The Fairy Bible
When it comes to finding out about Fairies, this is my favourite book to read:
I like the approach that this book takes when categorising fairies - as it splits them based upon elements (water, air, fire and earth) together with locations (house/hearth, flower and tree). I like the fact that this book takes an in-depth look at the Realms of the Fairies. For example, I enjoyed reading about the Fairy Cities that are believed to be associated with each of the elements: with my favourite cities/descriptions being for the City of Air (Gorias) and the City of Earth (Falias).

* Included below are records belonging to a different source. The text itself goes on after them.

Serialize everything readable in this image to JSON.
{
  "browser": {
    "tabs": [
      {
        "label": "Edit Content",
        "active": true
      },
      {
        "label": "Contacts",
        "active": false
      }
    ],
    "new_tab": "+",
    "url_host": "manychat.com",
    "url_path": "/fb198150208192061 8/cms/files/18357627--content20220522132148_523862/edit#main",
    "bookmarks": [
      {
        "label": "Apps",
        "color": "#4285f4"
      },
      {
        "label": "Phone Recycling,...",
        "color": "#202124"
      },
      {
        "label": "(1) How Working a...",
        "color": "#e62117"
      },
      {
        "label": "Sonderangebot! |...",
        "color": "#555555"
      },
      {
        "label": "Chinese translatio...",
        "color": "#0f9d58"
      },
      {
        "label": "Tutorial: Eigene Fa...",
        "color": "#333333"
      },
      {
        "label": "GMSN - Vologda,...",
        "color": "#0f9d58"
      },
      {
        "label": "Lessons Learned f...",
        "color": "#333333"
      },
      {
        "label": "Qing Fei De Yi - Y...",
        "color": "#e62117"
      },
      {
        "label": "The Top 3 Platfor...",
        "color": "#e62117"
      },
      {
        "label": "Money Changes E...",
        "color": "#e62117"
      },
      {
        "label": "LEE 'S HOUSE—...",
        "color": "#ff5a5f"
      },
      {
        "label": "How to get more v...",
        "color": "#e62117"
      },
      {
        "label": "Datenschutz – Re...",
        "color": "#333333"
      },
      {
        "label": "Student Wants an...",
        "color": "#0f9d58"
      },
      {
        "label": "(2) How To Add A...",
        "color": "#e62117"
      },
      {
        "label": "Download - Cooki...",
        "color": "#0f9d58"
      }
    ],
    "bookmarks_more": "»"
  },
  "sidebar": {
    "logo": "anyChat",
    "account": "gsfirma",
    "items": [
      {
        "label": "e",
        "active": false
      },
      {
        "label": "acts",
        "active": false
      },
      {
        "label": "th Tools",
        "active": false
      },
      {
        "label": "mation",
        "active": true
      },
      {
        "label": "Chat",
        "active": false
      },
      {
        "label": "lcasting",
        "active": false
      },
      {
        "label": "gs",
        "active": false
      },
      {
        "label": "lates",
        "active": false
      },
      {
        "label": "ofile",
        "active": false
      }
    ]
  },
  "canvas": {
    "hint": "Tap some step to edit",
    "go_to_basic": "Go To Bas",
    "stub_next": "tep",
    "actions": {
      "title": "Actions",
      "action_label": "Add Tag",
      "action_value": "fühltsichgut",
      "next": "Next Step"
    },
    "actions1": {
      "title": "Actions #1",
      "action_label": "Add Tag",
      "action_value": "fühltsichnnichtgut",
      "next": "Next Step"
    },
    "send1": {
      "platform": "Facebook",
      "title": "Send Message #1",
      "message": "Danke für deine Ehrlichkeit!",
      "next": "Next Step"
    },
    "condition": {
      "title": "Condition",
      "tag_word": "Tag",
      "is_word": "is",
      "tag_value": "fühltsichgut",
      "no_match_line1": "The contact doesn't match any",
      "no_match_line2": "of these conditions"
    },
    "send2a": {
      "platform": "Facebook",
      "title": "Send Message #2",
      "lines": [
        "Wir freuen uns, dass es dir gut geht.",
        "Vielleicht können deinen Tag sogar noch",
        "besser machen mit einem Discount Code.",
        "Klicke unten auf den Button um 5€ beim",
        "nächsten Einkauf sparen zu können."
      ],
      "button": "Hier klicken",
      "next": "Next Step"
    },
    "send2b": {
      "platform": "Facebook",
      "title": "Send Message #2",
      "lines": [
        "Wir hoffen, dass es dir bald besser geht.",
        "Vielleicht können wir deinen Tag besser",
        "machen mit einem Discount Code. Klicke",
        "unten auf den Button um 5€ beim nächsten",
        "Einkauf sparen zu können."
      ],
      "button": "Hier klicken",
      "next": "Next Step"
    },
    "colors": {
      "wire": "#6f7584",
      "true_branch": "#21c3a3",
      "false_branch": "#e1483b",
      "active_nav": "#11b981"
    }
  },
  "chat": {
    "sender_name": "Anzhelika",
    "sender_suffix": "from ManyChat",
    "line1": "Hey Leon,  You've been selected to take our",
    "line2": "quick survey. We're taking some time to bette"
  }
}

The book also considers normal aspects of everyday life (with regard to fairies), such as: food and drink (especially if it's found), clothes (including colour meanings) and music/language (whereby fairy music may help to inspire human music, songs and poems). This book has also answered an important question for me: I've often encountered Fairy Rings (when I've been out on my travels), but it wasn't until I read this book that I'd considered the possibility that this is simply where fairies love to dance! I'm not so keen on the idea that some people have disappeared within Fairy Rings (even if that was just a tale). Three fairy entries I enjoyed reading are: Ningyo (a Japanese Water Fairy - who can take the form of a turtle), The Gwargedd Annwn (a Welsh Water Fairy - who has links with King Arthur) and The Green Man (the face you may see in the bark of a tree - or the leaves of a shrub). Overall: this is a very good book that provides a tonne of information on fairies, which has also been, lovingly illustrated. The book also suggests ways in which you could become closer to fairies (if you wish): through meditation, the casting of a spell, and/or the celebration/marking of a Fairy Festival (such as Beltane).